Computational Methods - Determining When to Stop Splitting

The third step in classification tree analysis is to determine when to stop splitting. One characteristic of classification trees is that if no limit is placed on the number of splits that are performed, eventually "pure" classification will be achieved, with each terminal node containing only one class of cases or objects. However, "pure" classification is usually unrealistic. Even a simple classification tree such as a coin sorter can produce impure classifications for coins whose sizes are distorted or if wear changes the lengths of the slots cut in the track. This potentially could be remedied by further sorting of the coins that fall into each slot, but to be practical, at some point the sorting would have to stop and you would have to accept that the coins have been reasonably well sorted.
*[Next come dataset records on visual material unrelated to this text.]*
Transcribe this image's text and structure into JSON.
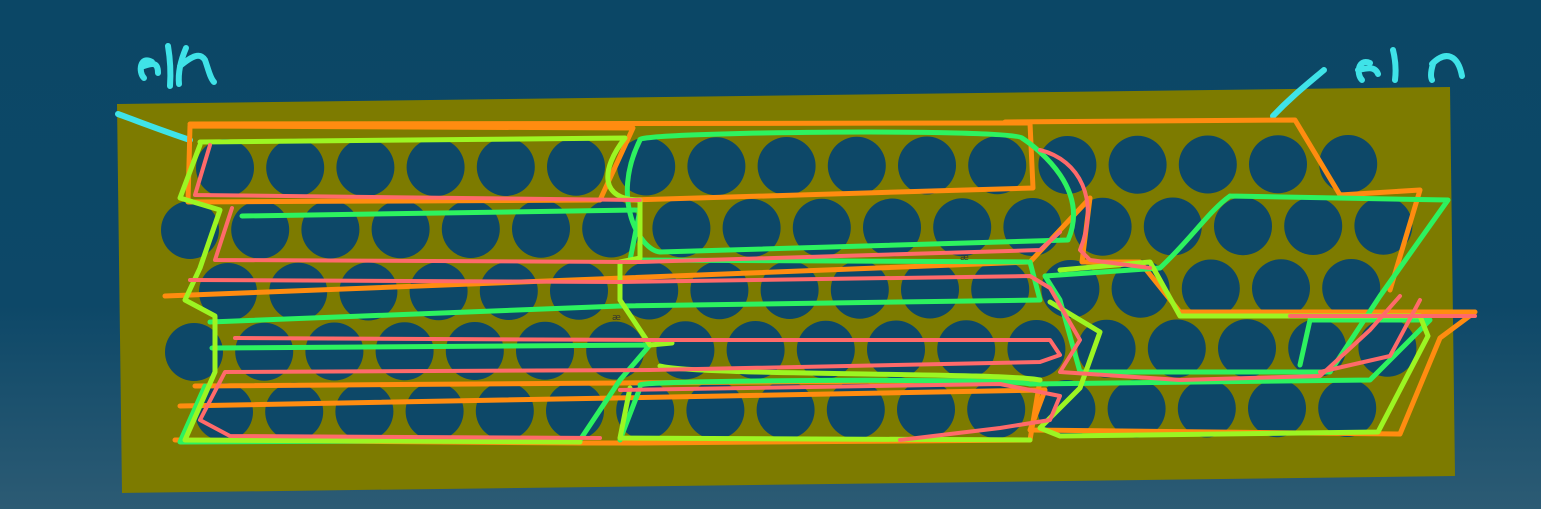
{
  "annotations": {
    "left_label": "elr",
    "right_label": "elr",
    "small_marks": [
      "æ",
      "æ"
    ]
  },
  "colors": {
    "background": "#0d4868",
    "plate": "#7d7b00",
    "hole": "#0d4868",
    "handwriting": "#3fe3e8",
    "orange": "#ff8c10",
    "green": "#2df25f",
    "lime": "#9cf522",
    "pink": "#ff6a6a"
  },
  "plate": {
    "rows": 5,
    "row_hole_counts": [
      17,
      18,
      17,
      18,
      17
    ]
  }
}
Likewise, if the observed classifications on the dependent variable or the levels on the predicted variable in a classification tree analysis are measured with error or contain "noise," it is unrealistic to continue to sort until every terminal node is "pure." In the Classification Trees module, there are two options available for controlling when splitting stops. These two options are linked to the choice of the stopping rule specified for the analysis.
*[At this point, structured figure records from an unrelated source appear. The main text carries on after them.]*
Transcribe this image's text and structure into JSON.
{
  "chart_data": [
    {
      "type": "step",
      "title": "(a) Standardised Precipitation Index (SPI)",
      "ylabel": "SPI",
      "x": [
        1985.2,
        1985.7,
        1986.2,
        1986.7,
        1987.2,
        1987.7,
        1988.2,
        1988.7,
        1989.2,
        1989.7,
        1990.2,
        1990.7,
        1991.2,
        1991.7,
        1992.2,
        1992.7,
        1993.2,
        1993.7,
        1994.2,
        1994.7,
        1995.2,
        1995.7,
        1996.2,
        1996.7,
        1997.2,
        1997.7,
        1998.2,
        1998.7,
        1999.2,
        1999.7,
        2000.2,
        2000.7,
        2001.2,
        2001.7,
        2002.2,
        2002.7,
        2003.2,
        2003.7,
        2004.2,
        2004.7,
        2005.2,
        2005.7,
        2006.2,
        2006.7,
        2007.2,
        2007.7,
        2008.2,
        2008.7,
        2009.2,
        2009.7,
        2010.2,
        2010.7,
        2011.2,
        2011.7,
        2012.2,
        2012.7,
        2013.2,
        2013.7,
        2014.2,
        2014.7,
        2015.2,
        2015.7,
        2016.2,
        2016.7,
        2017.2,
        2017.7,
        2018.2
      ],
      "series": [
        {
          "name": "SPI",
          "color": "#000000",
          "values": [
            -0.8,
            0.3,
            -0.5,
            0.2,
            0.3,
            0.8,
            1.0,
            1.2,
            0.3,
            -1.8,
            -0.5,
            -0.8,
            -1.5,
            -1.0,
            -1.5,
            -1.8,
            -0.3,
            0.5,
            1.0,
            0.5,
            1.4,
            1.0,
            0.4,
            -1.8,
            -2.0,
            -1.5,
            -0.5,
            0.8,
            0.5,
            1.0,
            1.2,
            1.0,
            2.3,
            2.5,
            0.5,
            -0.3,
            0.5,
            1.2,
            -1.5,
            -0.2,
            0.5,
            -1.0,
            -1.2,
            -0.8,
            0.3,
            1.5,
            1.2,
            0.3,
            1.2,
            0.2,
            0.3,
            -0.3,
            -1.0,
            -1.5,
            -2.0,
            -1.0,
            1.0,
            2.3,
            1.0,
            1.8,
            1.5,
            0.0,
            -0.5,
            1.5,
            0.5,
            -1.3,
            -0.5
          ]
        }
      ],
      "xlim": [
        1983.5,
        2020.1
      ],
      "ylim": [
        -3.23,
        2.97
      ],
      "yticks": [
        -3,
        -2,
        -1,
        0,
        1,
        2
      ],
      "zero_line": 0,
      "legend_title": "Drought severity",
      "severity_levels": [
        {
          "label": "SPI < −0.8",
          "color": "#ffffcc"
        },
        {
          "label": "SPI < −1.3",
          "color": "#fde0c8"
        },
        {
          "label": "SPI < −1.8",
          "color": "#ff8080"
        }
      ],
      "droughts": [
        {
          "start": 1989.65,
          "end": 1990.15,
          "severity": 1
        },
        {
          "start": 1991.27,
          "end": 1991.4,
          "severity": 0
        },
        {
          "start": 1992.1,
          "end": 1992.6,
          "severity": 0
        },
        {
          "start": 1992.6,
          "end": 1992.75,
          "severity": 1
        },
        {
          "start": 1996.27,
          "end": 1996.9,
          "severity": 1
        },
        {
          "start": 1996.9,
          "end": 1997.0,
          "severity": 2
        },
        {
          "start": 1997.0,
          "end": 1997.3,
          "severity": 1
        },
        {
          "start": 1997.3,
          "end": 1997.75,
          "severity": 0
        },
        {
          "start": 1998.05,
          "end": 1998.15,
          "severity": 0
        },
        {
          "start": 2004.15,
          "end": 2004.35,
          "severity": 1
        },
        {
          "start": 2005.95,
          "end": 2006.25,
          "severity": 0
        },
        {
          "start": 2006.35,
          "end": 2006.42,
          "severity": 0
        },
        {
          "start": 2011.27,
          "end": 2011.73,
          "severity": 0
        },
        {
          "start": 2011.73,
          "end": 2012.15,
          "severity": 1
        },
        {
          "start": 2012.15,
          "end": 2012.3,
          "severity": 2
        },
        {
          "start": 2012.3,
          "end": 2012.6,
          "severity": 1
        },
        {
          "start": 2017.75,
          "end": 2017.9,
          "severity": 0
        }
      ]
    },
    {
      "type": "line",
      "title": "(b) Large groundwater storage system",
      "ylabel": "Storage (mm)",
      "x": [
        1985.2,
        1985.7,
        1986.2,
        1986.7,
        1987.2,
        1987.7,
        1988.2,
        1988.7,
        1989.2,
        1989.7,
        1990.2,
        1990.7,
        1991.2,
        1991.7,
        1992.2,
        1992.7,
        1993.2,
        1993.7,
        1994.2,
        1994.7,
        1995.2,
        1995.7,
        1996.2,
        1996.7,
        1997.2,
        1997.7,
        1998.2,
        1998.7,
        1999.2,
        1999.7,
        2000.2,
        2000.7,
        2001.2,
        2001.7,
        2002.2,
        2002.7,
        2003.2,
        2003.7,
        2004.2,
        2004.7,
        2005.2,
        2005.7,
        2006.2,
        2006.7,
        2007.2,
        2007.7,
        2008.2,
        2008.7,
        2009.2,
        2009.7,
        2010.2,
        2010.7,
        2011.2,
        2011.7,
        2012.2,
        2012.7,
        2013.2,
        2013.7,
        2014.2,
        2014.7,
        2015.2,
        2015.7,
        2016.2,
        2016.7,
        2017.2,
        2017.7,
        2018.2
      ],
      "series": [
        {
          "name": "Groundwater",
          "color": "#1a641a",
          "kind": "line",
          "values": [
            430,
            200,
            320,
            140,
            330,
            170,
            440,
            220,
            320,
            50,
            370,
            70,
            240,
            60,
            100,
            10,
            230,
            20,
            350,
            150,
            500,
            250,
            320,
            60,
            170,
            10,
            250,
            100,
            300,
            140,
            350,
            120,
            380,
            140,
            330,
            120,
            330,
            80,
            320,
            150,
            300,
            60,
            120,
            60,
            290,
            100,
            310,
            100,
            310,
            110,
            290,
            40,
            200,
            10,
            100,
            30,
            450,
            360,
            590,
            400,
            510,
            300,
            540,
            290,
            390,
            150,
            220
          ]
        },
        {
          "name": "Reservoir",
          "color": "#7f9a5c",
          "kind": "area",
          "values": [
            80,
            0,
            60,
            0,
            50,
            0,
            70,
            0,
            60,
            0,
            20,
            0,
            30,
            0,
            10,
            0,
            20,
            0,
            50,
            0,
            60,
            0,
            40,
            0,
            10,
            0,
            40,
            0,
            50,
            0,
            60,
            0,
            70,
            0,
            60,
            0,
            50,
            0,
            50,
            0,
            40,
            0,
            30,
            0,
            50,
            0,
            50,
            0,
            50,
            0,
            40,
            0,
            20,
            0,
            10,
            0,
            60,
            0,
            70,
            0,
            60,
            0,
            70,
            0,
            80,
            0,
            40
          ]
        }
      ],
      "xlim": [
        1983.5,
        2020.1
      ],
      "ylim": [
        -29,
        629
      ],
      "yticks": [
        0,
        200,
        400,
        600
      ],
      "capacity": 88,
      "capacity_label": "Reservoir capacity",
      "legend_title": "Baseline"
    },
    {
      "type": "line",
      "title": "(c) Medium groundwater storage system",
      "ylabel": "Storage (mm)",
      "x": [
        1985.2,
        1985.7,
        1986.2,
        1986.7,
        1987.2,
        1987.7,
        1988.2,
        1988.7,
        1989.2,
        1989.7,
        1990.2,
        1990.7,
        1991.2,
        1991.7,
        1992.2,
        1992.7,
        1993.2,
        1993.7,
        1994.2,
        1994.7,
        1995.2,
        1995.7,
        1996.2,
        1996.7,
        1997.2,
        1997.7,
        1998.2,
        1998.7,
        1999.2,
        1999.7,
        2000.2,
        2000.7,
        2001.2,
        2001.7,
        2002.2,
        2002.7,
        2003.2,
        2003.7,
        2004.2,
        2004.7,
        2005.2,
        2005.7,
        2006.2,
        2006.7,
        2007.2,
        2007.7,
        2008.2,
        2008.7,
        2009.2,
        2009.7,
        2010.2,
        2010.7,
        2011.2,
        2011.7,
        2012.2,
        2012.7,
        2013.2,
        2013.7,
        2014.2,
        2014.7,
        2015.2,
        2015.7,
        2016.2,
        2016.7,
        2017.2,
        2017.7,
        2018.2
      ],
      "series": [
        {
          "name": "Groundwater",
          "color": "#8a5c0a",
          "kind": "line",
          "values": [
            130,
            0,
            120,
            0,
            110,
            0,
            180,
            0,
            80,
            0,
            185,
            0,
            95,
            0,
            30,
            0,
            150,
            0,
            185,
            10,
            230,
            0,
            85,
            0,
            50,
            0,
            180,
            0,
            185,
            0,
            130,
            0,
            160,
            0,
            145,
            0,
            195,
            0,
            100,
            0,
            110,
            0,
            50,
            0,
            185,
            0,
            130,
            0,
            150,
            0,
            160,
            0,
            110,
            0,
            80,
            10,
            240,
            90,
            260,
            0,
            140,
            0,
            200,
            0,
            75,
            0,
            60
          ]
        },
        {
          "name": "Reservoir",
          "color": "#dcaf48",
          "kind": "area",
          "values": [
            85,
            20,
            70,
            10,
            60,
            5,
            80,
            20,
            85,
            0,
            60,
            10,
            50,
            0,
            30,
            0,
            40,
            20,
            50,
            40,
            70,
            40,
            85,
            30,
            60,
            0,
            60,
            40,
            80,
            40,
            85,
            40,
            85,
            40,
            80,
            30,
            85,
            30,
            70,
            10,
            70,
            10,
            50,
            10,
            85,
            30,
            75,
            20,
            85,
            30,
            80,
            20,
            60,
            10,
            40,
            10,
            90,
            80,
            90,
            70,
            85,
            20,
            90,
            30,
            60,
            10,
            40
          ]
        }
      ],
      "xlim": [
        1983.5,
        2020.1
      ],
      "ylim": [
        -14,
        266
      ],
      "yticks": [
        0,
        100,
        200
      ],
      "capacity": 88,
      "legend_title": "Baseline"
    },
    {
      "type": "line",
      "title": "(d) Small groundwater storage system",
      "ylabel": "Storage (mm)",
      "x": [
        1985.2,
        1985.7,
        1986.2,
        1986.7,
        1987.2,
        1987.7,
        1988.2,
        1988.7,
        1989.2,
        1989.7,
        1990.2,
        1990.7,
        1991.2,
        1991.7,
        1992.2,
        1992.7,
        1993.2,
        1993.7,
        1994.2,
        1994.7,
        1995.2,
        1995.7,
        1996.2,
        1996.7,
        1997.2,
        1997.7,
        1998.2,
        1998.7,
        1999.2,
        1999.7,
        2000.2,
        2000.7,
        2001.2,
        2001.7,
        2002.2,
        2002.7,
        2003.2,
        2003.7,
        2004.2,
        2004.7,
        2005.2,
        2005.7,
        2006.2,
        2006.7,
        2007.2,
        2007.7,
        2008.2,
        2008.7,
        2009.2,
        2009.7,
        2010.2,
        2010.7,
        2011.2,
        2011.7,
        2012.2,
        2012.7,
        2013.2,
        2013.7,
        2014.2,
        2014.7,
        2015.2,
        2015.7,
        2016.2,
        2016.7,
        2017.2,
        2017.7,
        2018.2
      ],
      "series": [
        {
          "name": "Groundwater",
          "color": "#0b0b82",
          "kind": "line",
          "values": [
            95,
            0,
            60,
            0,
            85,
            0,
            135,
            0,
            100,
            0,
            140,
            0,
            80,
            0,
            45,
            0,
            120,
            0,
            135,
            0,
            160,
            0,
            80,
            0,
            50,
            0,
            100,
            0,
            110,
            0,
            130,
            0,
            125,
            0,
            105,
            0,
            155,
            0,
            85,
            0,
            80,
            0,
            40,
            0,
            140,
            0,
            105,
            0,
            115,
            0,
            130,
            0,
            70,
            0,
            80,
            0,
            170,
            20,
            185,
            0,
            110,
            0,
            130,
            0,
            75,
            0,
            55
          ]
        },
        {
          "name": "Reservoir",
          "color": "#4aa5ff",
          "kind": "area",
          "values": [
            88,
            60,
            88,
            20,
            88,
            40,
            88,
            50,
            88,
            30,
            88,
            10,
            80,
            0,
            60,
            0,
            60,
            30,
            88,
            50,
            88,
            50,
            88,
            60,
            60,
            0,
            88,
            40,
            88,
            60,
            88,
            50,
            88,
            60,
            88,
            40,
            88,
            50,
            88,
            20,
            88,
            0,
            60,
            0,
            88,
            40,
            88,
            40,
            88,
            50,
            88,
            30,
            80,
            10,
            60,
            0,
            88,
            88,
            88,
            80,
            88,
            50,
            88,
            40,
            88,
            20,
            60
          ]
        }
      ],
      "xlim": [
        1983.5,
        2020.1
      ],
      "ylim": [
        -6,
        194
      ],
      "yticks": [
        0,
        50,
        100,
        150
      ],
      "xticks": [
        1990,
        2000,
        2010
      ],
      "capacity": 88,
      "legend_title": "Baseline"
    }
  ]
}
Minimum n. One option for controlling when splitting stops is to allow splitting to continue until all terminal nodes are pure or contain no more than a specified minimum number of cases or objects. This option is available when either Prune on misclassification error or Prune on deviance has been selected as the Stopping rule for the analysis. The desired minimum number of cases can be specified as the Minimum n, and splitting will stop when all terminal nodes containing more than one class have no more than the specified number of cases or objects.
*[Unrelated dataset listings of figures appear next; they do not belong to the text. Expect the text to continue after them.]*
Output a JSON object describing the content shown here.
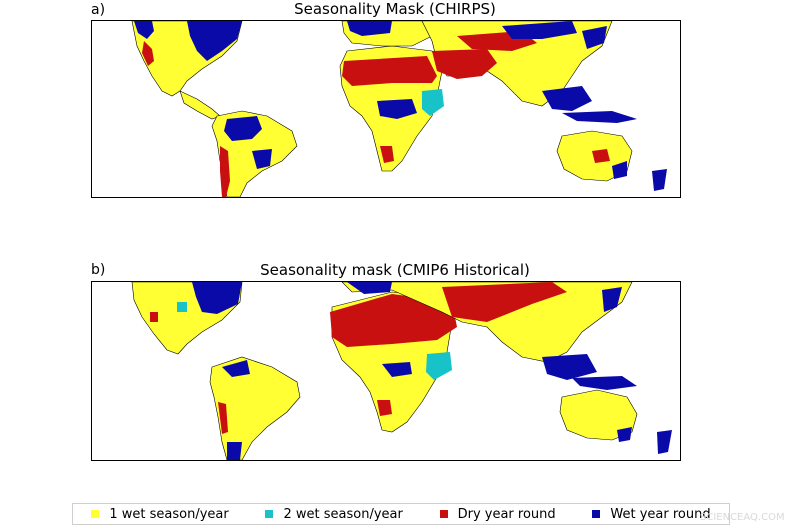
{
  "panels": [
    {
      "label": "a)",
      "title": "Seasonality Mask (CHIRPS)"
    },
    {
      "label": "b)",
      "title": "Seasonality mask (CMIP6 Historical)"
    }
  ],
  "legend": [
    {
      "label": "1 wet season/year",
      "color": "#ffff33"
    },
    {
      "label": "2 wet season/year",
      "color": "#17c3c8"
    },
    {
      "label": "Dry year round",
      "color": "#c81010"
    },
    {
      "label": "Wet year round",
      "color": "#0a0aa8"
    }
  ],
  "watermark": "SCIENCEAQ.COM"
}
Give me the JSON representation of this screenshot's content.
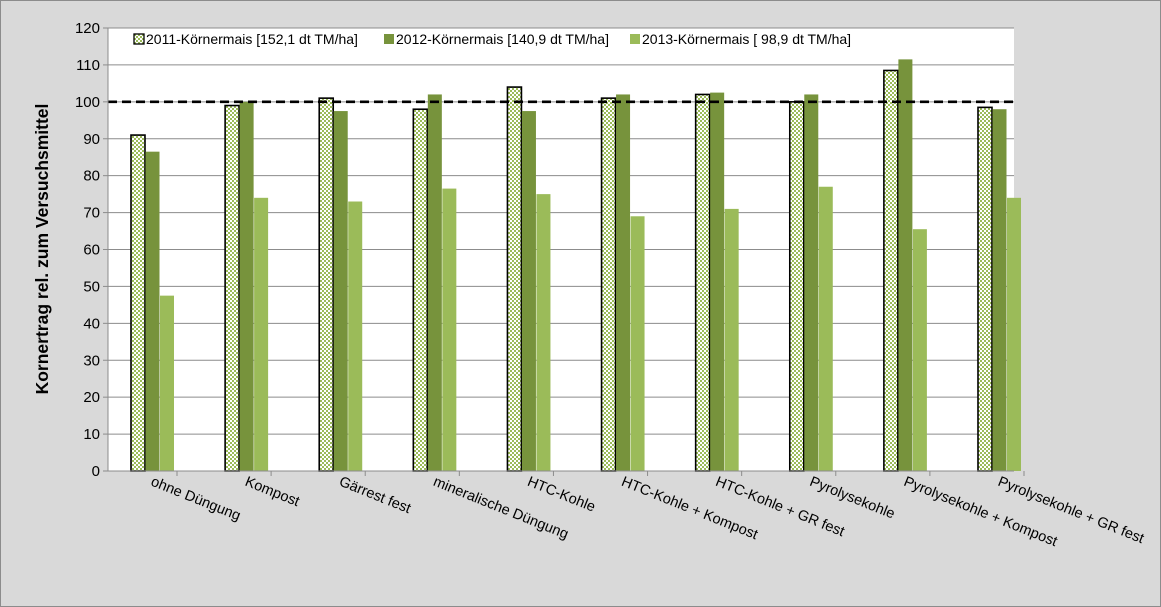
{
  "chart_data": {
    "type": "bar",
    "title": "",
    "xlabel": "",
    "ylabel": "Kornertrag rel. zum Versuchsmittel",
    "ylim": [
      0,
      120
    ],
    "ytick_step": 10,
    "ytick_labels": [
      "0",
      "10",
      "20",
      "30",
      "40",
      "50",
      "60",
      "70",
      "80",
      "90",
      "100",
      "110",
      "120"
    ],
    "grid": true,
    "legend_position": "top",
    "reference_line": {
      "value": 100,
      "style": "dashed",
      "color": "#000000"
    },
    "categories": [
      "ohne Düngung",
      "Kompost",
      "Gärrest fest",
      "mineralische Düngung",
      "HTC-Kohle",
      "HTC-Kohle + Kompost",
      "HTC-Kohle + GR fest",
      "Pyrolysekohle",
      "Pyrolysekohle + Kompost",
      "Pyrolysekohle + GR fest"
    ],
    "series": [
      {
        "name": "2011-Körnermais [152,1 dt TM/ha]",
        "color": "#d8e4bc",
        "pattern": "checker",
        "values": [
          91,
          99,
          101,
          98,
          104,
          101,
          102,
          100,
          108.5,
          98.5
        ]
      },
      {
        "name": "2012-Körnermais [140,9 dt TM/ha]",
        "color": "#77933c",
        "pattern": "solid",
        "values": [
          86.5,
          100,
          97.5,
          102,
          97.5,
          102,
          102.5,
          102,
          111.5,
          98
        ]
      },
      {
        "name": "2013-Körnermais [ 98,9 dt TM/ha]",
        "color": "#9bbb59",
        "pattern": "solid",
        "values": [
          47.5,
          74,
          73,
          76.5,
          75,
          69,
          71,
          77,
          65.5,
          74
        ]
      }
    ]
  }
}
Fraction of objects. The other option for controlling when splitting stops is to allow splitting to continue until all terminal nodes are pure or contain no more cases than a specified minimum fraction of the sizes of one or more classes. This option is available when FACT-style direct stopping has been selected as the Stopping rule for the analysis (FACT is a classification tree program developed by Loh and Vanichestakul, 1988, that is a precursor of QUEST). The desired minimum fraction can be specified as the fraction of objects and, if the priors used in the analysis are equal and class sizes are equal, splitting will stop when all terminal nodes containing more than one class have no more cases than the specified fraction of the class sizes for one or more classes. If the priors used in the analysis are not equal, splitting will stop when all terminal nodes containing more than one class have no more cases than the specified fraction for one or more classes.